„Zen Garden“ wurde in New York aufgenommen im hippen Stil der 1960er Jahre. Dafür hat Treutner starke Mitspieler ausgesucht, die das feine Gespür für Atmosphäre, Tempo und Intonation eint. Die Altersspanne zwischen den Musikern beträgt über 20 Jahre. So gesehen ist „Zen Garden“ auch ein Generationenprojekt. Ein sensationelles Debut, findet unsere Jazzkritikerin Fanny Opitz.

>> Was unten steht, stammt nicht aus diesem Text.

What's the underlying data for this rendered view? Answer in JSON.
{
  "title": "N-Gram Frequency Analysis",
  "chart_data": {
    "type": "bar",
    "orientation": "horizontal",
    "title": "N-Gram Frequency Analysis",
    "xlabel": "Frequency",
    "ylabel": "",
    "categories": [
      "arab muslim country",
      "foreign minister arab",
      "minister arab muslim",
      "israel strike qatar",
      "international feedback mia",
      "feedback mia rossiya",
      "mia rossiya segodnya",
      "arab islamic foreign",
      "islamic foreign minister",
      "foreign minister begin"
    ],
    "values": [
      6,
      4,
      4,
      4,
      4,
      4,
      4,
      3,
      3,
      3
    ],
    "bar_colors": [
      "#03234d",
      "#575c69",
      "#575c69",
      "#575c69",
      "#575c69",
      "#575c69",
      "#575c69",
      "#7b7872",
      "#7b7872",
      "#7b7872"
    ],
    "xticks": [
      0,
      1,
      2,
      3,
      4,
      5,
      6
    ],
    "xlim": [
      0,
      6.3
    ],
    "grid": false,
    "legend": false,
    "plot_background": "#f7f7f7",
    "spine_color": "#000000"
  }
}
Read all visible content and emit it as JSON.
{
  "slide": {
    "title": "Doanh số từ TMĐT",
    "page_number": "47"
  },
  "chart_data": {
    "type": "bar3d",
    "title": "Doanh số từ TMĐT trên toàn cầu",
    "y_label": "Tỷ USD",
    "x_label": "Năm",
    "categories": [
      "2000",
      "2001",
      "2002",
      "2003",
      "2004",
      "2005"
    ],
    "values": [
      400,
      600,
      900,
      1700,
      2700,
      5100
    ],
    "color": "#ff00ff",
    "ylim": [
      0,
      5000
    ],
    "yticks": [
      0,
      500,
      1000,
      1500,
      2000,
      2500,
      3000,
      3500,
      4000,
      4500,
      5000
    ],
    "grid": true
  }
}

Album-Tipp Jazz „In.Sight“ - Fabia Mantwill Orchestra
Klavier und Saxophon, das waren die Instrumente, die es Fabia Mantwill bereits in jungen Jahren angetan hatten. Später studierte sie am renommierten Jazz-Institut Berlin, merkte aber schnell, dass es der Jazz alleine nicht sein kann. Und so hat sie sich mit der finnischen Musik und mit afrikanischen Rhythmen auseinandergesetzt. Ob Jazz, Folklore, Americana, Pop oder Klassik, für Fabia Mantwill gibt es keine Grenzen.
Album-Tipp Jazz Raffinierte Bassgespräche - „Double Bass Quartet“ von Eric McPherson
Mit Klavier, Kontrabass und Schlagzeug ist das klassische Piano-Trio im Jazz perfekt besetzt. Der New Yorker Drummer Eric McPherson hat diese Formation variiert und für sein neues Album einen zweiten Kontrabass hinzugefügt. Eine Doppelbesetzung, die bereits in den frühen 1960er Jahren von John Coltrane und Ornette Coleman ausprobiert wurde.
„Double Bass Quartet“ besticht durch die gelungene Auswahl an Stücken, die im Zusammenspiel perfekt funktionieren, zugleich allen Musikern erlauben, sich individuell zu entfalten. Jazzexperte Niklas Wandt zeigt sich von dem virtuosen Spiel der Gruppe fasziniert, die neben Eric McPherson am Schlagzeug mit Pianist David Virelles sowie Ben Street und John Hébert an den Kontrabässen beeindruckt.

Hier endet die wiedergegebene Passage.